O problema? A UE está fazendo uma distinção entre uma marca de jab AstraZeneca, chamada Vaxzevria, e sua versão idêntica, mas feita na Índia, Covishield. Este último, fabricado pelo Serum Institute of India, não é uma das vacinas incluídas no novo passe digital de viagem da UE.

A Índia administrou quase 300 milhões de doses de Covishield, enquanto o programa global multi-agência Covax que atende muitos países africanos conseguiu obter cerca de 30 milhões de injeções antes que surgissem problemas de abastecimento. A medida também pode excluir viajantes de outros países que fazem versões locais da vacina AstraZeneca, como a Coreia do Sul.

O Serum Institute of India está solicitando uma autorização de emergência, relata a BBC News. Mas, a menos que a UE mude suas regras rapidamente, muitas pessoas podem enfrentar atritos nas suas fronteiras, mesmo quando começam a diminuir as restrições às chegadas fora da UE. Mais do que o normal, pelo menos.

O que é o passaporte para vacinas Covid-19 da UE?

A partir de 1º de julho, todos os residentes da UE podem usar documentação em papel ou digital, chamada de Certificado Digital COVID da UE, para entrar no quarteirão ou viajar sem restrições dentro de suas fronteiras. O certificado prova que o viajante foi vacinado contra a Covid-19, recebeu um resultado negativo no teste ou se recuperou da doença. É gratuito, está disponível em inglês e em todos os idiomas da UE e possui um código QR.

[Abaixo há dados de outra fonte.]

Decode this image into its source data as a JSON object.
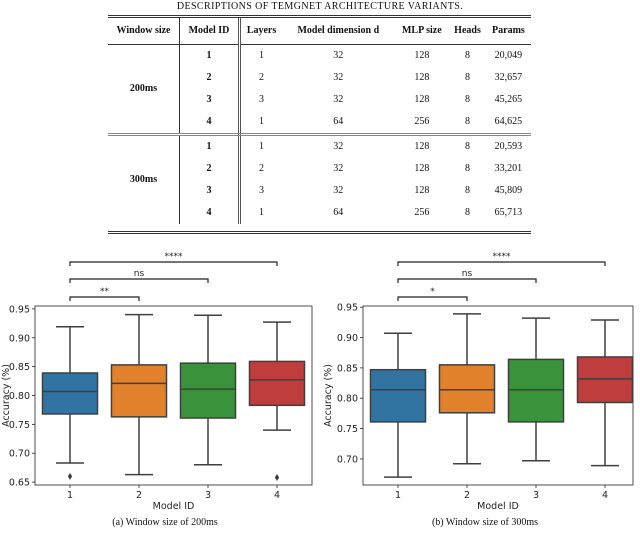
{
  "table": {
    "caption": "Descriptions of TEMGNet architecture variants.",
    "headers": [
      "Window size",
      "Model ID",
      "Layers",
      "Model dimension d",
      "MLP size",
      "Heads",
      "Params"
    ],
    "groups": [
      {
        "window": "200ms",
        "rows": [
          [
            "1",
            "1",
            "32",
            "128",
            "8",
            "20,049"
          ],
          [
            "2",
            "2",
            "32",
            "128",
            "8",
            "32,657"
          ],
          [
            "3",
            "3",
            "32",
            "128",
            "8",
            "45,265"
          ],
          [
            "4",
            "1",
            "64",
            "256",
            "8",
            "64,625"
          ]
        ]
      },
      {
        "window": "300ms",
        "rows": [
          [
            "1",
            "1",
            "32",
            "128",
            "8",
            "20,593"
          ],
          [
            "2",
            "2",
            "32",
            "128",
            "8",
            "33,201"
          ],
          [
            "3",
            "3",
            "32",
            "128",
            "8",
            "45,809"
          ],
          [
            "4",
            "1",
            "64",
            "256",
            "8",
            "65,713"
          ]
        ]
      }
    ]
  },
  "chart_data": [
    {
      "type": "box",
      "caption": "(a) Window size of 200ms",
      "xlabel": "Model ID",
      "ylabel": "Accuracy (%)",
      "categories": [
        "1",
        "2",
        "3",
        "4"
      ],
      "colors": [
        "#3274a1",
        "#e1812c",
        "#3a923a",
        "#c03d3e"
      ],
      "ylim": [
        0.645,
        0.955
      ],
      "yticks": [
        "0.65",
        "0.70",
        "0.75",
        "0.80",
        "0.85",
        "0.90",
        "0.95"
      ],
      "boxes": [
        {
          "whislo": 0.683,
          "q1": 0.768,
          "med": 0.807,
          "q3": 0.839,
          "whishi": 0.919,
          "fliers": [
            0.66
          ]
        },
        {
          "whislo": 0.663,
          "q1": 0.763,
          "med": 0.821,
          "q3": 0.853,
          "whishi": 0.94,
          "fliers": []
        },
        {
          "whislo": 0.68,
          "q1": 0.761,
          "med": 0.811,
          "q3": 0.856,
          "whishi": 0.939,
          "fliers": []
        },
        {
          "whislo": 0.74,
          "q1": 0.783,
          "med": 0.827,
          "q3": 0.859,
          "whishi": 0.927,
          "fliers": [
            0.658
          ]
        }
      ],
      "annotations": [
        {
          "pair": [
            "1",
            "2"
          ],
          "label": "**"
        },
        {
          "pair": [
            "1",
            "3"
          ],
          "label": "ns"
        },
        {
          "pair": [
            "1",
            "4"
          ],
          "label": "****"
        }
      ]
    },
    {
      "type": "box",
      "caption": "(b) Window size of 300ms",
      "xlabel": "Model ID",
      "ylabel": "Accuracy (%)",
      "categories": [
        "1",
        "2",
        "3",
        "4"
      ],
      "colors": [
        "#3274a1",
        "#e1812c",
        "#3a923a",
        "#c03d3e"
      ],
      "ylim": [
        0.657,
        0.952
      ],
      "yticks": [
        "0.70",
        "0.75",
        "0.80",
        "0.85",
        "0.90",
        "0.95"
      ],
      "boxes": [
        {
          "whislo": 0.67,
          "q1": 0.761,
          "med": 0.814,
          "q3": 0.847,
          "whishi": 0.907,
          "fliers": []
        },
        {
          "whislo": 0.692,
          "q1": 0.776,
          "med": 0.814,
          "q3": 0.855,
          "whishi": 0.939,
          "fliers": []
        },
        {
          "whislo": 0.697,
          "q1": 0.761,
          "med": 0.814,
          "q3": 0.864,
          "whishi": 0.932,
          "fliers": []
        },
        {
          "whislo": 0.689,
          "q1": 0.793,
          "med": 0.832,
          "q3": 0.868,
          "whishi": 0.929,
          "fliers": []
        }
      ],
      "annotations": [
        {
          "pair": [
            "1",
            "2"
          ],
          "label": "*"
        },
        {
          "pair": [
            "1",
            "3"
          ],
          "label": "ns"
        },
        {
          "pair": [
            "1",
            "4"
          ],
          "label": "****"
        }
      ]
    }
  ]
}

Fundamentalmente, certifica apenas quatro vacinas, todas autorizadas pela Agência Europeia de Medicamentos. Eles são:

  • Comirnaty (BioNTech / Pfizer)
  • Spikevax (moderno)
  • Vaxzevria (AstraZeneca)
  • Janssen (Johnson e Johnson)

Nenhuma outra vacina é elegível ainda, embora várias, incluindo o Sputnik V da Rússia, estejam sob revisão.

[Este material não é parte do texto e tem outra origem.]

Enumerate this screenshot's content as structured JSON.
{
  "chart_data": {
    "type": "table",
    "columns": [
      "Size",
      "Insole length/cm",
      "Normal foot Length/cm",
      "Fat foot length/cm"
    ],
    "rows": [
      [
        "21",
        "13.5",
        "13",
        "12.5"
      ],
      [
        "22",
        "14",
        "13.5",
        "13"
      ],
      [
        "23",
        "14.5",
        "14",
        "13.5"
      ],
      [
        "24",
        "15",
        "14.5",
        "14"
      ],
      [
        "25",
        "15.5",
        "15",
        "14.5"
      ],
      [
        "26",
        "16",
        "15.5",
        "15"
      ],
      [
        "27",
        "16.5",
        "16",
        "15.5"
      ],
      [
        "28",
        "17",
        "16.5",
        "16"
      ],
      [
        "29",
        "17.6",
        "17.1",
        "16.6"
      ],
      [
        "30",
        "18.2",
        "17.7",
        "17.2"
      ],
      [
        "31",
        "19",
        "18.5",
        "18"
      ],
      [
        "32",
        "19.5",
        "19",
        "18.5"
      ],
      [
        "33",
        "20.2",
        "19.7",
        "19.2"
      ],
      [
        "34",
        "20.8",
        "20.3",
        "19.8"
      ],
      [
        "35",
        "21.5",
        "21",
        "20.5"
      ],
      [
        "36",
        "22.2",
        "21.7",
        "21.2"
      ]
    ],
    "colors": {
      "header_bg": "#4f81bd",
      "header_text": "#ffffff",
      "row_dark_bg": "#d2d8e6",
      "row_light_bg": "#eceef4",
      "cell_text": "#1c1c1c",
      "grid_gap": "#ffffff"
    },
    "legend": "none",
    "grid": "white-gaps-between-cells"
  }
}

Por que Covishield não faz parte do programa da UE?

De acordo com a Agência Europeia de Medicamentos (EMA), a exclusão depende do fato de Covishield não ter obtido autorização para ser comercializado na Europa; apenas quatro vacinas o têm. Uma vez que o foco da Covishield tem sido fornecer à Índia e a outros países que não podem obter as outras injeções, mais caras e difíceis de armazenar, não há razão para que ela tenha solicitado anteriormente essa autorização.

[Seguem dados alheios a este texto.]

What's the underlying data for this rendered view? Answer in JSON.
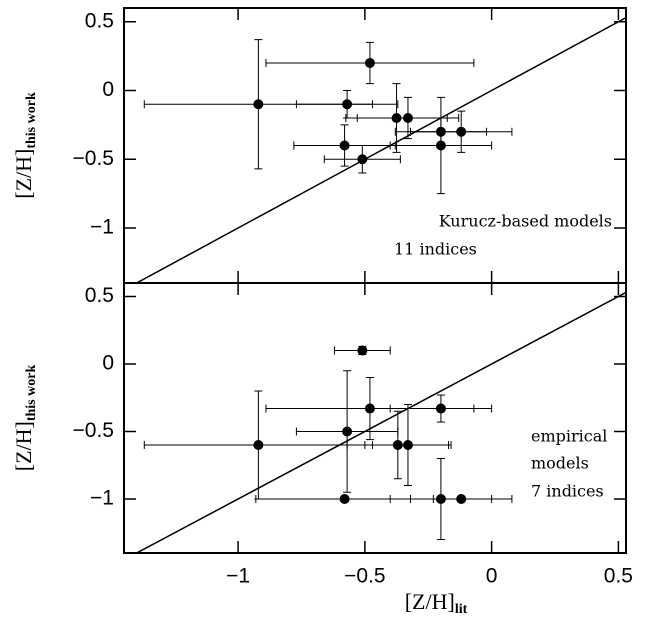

Covishield é a versão biologicamente idêntica, mas feita na Índia, da Vaxzevria, a marca europeia da vacina AstraZeneca. No entanto, cada marca deve fornecer seus próprios dados de eficácia e, mais importante, solicitar sua própria autorização às autoridades competentes. O Serum Institute ainda não publicou os resultados completos dos testes.

“Eu tratei disso no mais alto nível e espero resolver esse assunto em breve”, tweetou O CEO da Serum, Adar Poonawalla, que recentemente retornou à Índia após um hiato de dois meses no Reino Unido. “Tanto com os reguladores quanto no nível diplomático com os países”.

De acordo com seu site, a EMA não tem nenhum pedido de autorização de mercado atual. No entanto, não está claro se Poonawalla tem vantagem, mesmo nos “níveis mais altos”, para apressar a UE a autorizar sua vacina tão rapidamente.